I was honored that Paul wrote one of the forewords for the upcoming book on Continuous Integration due out next month. In the foreword, he shares an excellent perspective of his experiences and contribution to the CI practice.

I was at CITCON last weekend and someone asked me about managing the CI server configuration files (such as with CruiseControl). I told them that I like to manage my configuration files just like any other software project. The build and CI scripts are not “second-class citizens” when I’m developing software.

First, I create a project in my version control system to manage the files that manage my CI server. Then, I create a project within my CI server to poll for changes against the project in the version control repository. If any changes are found, it retrieves the files and overwrites any relevant files in the CI server directory location (e.g. /opt/cruisecontrol-bin-2.6.2/config.xml). In this case, you’re using the CI server to look for changes and then overwrite its own configuration files….it reminds me of the ‘Dancin’ with Myself’ song by Billy Idol (1982). The code listing below shows a CruiseControl project called cc-config that polls a Subversion repository which contains CruiseControl configuration files. If changes are detected it calls the delegating build, ${build.config.file}.

...
<project name="cc-config" buildafterfailed="true">
  <listeners>
    <currentbuildstatuslistener file="logs/${project.name}/status.txt"/>
  </listeners>
  <modificationset quietperiod="${qp.interval}">
    <svn RepositoryLocation="${svn.project.cc-config}"/>
  </modificationset>
   <schedule interval="${interval}">
     <ant anthome="apache-ant-1.6.5" buildfile="${build.config.file}"/>
   </schedule>
   <log dir="logs/${project.name}" />
</project>

The next code example is the delegating build in Ant. This build cleans any local files and gets the new files from Subversion.
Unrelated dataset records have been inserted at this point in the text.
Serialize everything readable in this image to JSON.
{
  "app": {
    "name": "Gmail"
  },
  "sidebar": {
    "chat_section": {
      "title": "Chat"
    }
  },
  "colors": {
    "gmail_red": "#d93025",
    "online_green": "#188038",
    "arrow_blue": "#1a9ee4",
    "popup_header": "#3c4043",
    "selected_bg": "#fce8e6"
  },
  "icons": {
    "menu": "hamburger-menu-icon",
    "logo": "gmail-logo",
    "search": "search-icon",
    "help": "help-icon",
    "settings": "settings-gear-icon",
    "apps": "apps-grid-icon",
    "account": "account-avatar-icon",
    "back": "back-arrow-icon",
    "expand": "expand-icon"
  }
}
Finally, it calls the cc-config project’s build.xml.

<project name="build-cc-config" default="build" basedir="projects/cc-config">
  <property file="/opt/cruisecontrol-bin-2.6.2/config.properties" />
  <target name="build" depends="clean">
    <taskdef resource="svntask.properties" />
    <svn>
      <checkout url="${svn.project.cc-config}" revision="HEAD" destPath="." />
    </svn>
    <ant antfile="build.xml" target="all" />
</target>
<target name="clean" description="Deletes all configuration files">
  <delete includeemptydirs="true" quiet="true">
    <fileset dir="." includes="**/*" />
  </delete>
</target>
</project>

The final example is the Ant script that does the actual work, the build.xml. It copies the files retrieved from Subversion and updates these files to the CruiseControl configuration directory, /opt/cruisecontrol/cruisecontrol-bin-2.6.2.

<?xml version="1.0" encoding="iso-8859-1"?>
  <project name="cc-build" default="all" basedir=".">
    <target name="all">
      <copy todir="/opt/cruisecontrol/cruisecontrol-bin-2.6.2">
        <fileset dir=".">
          <include name="**/*.xml"/>
	  <exclude name="build.xml"/>
        </fileset>
      </copy>
  </target>
</project>

There are a couple of things to keep in mind if you are using this technique. If you make any changes to configuration files (e.g. /opt/cruisecontrol/cruisecontrol-bin-2.6.2/build-project.xml, etc.), directly on the server, they’ll be overwritten by these changes. The other thing is that if you make changes to the config.xml, they won’t be effective until the next build because it uses the config.xml to find changes to “itself”.

Is anyone using a different technique to solve this issue? Are you managing your CI server changes in your version control system? Is this too extreme?